A door banged closed and a moment later the curtains across the gambling room entrance twitched aside. Brin walked in. Lander-and Ovel and Serg and Nico and Bor-stared at him.
He was smiling. He was happy.
Lander swallowed. "Uhh… Brin?"
"Something worrying you, Lander?" Brin sauntered over to a comfortable chair and sprawled across it. He nodded sharply to Bor. "Get me a mug of ale." Bor dashed away, grateful for the moment of escape. Brin's gaze settled on Lander again. "You should be worried. That was clumsy."
Lander held back the observation that Brin had been no more successful himself. "Tycho said something about knowing where the beljurils are, Brin. He has to bring them to us tomorrow. We can get him and the Shou then."
"After tonight, / wouldn't bring anything to me." The halfling waved his hand. "Never mind Tycho and the beljurils.
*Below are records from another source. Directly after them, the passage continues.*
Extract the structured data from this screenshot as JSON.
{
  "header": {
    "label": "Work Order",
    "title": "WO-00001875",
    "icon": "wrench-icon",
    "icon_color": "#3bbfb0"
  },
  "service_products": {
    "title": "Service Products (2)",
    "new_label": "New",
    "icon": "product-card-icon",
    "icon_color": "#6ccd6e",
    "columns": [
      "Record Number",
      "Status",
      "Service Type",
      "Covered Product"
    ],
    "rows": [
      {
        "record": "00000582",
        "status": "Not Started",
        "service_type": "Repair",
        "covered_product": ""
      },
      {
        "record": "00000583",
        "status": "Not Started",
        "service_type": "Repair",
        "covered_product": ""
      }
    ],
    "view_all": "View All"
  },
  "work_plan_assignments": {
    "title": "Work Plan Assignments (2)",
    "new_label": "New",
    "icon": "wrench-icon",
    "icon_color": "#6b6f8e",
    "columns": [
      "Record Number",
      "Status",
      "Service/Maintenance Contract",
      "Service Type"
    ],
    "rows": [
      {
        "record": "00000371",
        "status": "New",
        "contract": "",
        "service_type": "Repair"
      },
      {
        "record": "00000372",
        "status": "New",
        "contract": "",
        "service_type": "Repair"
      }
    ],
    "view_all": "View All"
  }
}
I want Kuang Li Chien."
"Why?" grunted Ovel.
Brin fixed him with a harsh stare. "Because I do." His fingers flicked and suddenly a knife stood between them. "Reason enough?" Ovel swallowed and nodded. A grin spread across Brin's face and he sat up straight. "We'll keep looking for Tycho and Li Chien tomorrow morning- and deal with the Wench's Ease, too. More important, I'm going to need messages waiting at three places uptown first thing in the morning."
"Where and who for?" asked Lander.
Brin held up a pinky finger. "Hanibaz Nassor at his home in Burned Street." Ring finger. "Mosi Anu at the Sil-verbell Inn." Middle finger. "Thaedra Korideion at Nelka Marsk's home near the citadel."